The filing comes as the rift between mutual fund outflows and ETF inflows continues to widen. Mutual funds bled roughly $656 billion in 2023, while ETFs raked in $578 billion, Investment Company Institute data compiled by Bloomberg show. The ETF industry’s $8.3 trillion in assets still pales in comparison to the more than $20 trillion US mutual fund market.

The fund design, where one share class of a mutual fund exists in the form of an ETF, helped Vanguard minimize taxes by using the ETF portion to effectively deflect taxable capital gains built up in the mutual funds. 

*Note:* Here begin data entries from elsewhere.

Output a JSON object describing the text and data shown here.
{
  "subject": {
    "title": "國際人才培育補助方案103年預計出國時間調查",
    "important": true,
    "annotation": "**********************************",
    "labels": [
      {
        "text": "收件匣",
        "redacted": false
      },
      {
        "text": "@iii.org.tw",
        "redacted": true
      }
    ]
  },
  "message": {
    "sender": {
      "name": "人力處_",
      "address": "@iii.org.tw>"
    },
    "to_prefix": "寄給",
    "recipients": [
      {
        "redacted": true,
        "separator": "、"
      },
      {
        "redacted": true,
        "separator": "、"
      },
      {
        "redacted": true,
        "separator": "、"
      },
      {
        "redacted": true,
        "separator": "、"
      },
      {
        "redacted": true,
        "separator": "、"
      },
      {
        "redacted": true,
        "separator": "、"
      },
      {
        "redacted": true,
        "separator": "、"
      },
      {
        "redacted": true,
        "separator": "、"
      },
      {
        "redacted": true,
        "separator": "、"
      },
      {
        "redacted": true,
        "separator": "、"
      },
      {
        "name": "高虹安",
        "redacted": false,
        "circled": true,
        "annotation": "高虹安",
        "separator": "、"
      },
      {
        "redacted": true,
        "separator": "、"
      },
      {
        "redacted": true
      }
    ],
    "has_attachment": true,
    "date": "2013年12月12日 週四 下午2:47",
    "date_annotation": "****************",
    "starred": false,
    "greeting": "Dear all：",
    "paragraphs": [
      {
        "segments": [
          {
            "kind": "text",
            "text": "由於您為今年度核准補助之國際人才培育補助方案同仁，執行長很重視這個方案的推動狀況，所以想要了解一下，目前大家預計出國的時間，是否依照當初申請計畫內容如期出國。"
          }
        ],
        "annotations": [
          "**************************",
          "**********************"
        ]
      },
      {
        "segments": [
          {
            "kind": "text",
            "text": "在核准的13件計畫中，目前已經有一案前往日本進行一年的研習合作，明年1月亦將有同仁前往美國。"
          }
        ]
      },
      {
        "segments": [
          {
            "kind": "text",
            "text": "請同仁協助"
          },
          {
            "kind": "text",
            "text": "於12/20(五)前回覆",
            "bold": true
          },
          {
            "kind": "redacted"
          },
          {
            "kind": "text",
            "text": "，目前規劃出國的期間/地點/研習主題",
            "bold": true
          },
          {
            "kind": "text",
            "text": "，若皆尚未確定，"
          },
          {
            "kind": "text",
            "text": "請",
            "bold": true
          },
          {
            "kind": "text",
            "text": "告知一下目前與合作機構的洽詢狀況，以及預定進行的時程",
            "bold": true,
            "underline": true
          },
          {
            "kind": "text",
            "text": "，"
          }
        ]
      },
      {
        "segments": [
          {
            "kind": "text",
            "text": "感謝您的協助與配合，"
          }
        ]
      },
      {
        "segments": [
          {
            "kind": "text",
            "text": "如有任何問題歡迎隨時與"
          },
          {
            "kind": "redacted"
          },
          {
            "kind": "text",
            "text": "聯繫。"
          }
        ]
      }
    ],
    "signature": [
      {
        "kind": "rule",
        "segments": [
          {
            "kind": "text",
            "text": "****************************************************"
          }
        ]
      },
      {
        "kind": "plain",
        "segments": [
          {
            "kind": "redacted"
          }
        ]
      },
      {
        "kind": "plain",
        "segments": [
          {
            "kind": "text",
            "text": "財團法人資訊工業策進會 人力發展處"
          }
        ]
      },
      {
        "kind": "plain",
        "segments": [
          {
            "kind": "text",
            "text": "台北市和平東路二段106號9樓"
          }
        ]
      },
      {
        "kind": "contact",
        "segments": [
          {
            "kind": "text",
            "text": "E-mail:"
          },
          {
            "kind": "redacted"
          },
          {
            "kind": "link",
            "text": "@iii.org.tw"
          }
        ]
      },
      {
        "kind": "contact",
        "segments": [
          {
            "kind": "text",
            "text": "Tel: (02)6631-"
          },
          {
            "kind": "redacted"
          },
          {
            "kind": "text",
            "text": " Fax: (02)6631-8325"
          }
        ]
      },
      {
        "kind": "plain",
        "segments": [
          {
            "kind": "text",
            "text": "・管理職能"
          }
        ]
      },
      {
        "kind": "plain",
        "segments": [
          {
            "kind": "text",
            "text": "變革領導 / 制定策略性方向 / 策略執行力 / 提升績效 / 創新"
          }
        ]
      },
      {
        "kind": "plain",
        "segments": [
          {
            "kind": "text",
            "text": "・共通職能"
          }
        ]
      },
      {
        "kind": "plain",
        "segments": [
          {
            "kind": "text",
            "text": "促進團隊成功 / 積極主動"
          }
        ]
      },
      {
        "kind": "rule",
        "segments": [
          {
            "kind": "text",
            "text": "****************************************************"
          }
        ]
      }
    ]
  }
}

Since the Malvern, Pennsylvania-based fund giant’s patent on the structure expired last May, six asset managers have filed applications to re-create the model. First Trust Holdings, the sixth-largest US ETF issuer, filed on Jan. 24, just days before Morgan Stanley. 

The filing “adds the ability to potentially have a fund that fits better on a certain type of platform,” said Ryan Issakainen, a senior vice president at First Trust. “So for example, think of some 401k and retirement accounts. There are ways that ETFs can make it on those platforms, but they’re more built for traditional mutual funds.” 

Morgan Stanley declined to comment. 

Read more: Vanguard Wannabe Faces SEC Battle to Mimic Tax-Slashing Funds

Fidelity Aims to Break Into an ETF Market Dominated by Vanguard

Vanguard’s Tax-Busting Fund Design May Finally Face Copycat

Even though the SEC gave Vanguard permission to use the fund design more than two decades ago, there’s no guarantee it will allow others to do the same. 

Regulators have since expressed concern about conflicts of interest between mutual fund and ETF investors, and in a sweeping overhaul of ETF rules in 2019 the watchdog deliberately retained the need for issuers to apply for an exemption if they wanted to pursue ETFs in a multiple-share class structure.

Meantime, while Vanguard was granted approval for the structure in passive form, its bid to apply it to actively managed funds years later didn’t win regulatory approval.

To Stacy Fuller, a partner at K&L Gates LLP, the SEC likely wants to finalize a proposal on so-called swing pricing — a liquidity mechanism based on a fund’s structure and objective — before acting on these applications.

“The swing-pricing rule would, according to the SEC, impose the costs of mutual fund purchases and redemptions on the investors behind them,” she wrote in an email. “This would largely eliminate the possibility of cross-subsidization by one fund class of another, which is what the SEC has cited as holding back its approval for multi-class ETFs.”

For now, the fund industry is left waiting for any word for the SEC — which isn’t obligated to respond to any of the approvals.

“We are hopeful the SEC will prioritize this area, which has the potential to confer substantial benefits to American investors,” said Gerard O’Reilly, co-chief executive officer and co-chief investment officer at Dimensional, which filed for the exemption in July and has more than $670 billion in assets. 

“Many mutual funds have low brokerage costs, low levels of uninvested cash, and are tax-efficient, which make them good candidates for an ETF share class,” he added. “The ability to offer ETF share classes for such funds could enable more investor choice and the benefits of scale to all of the fund’s shareholders.”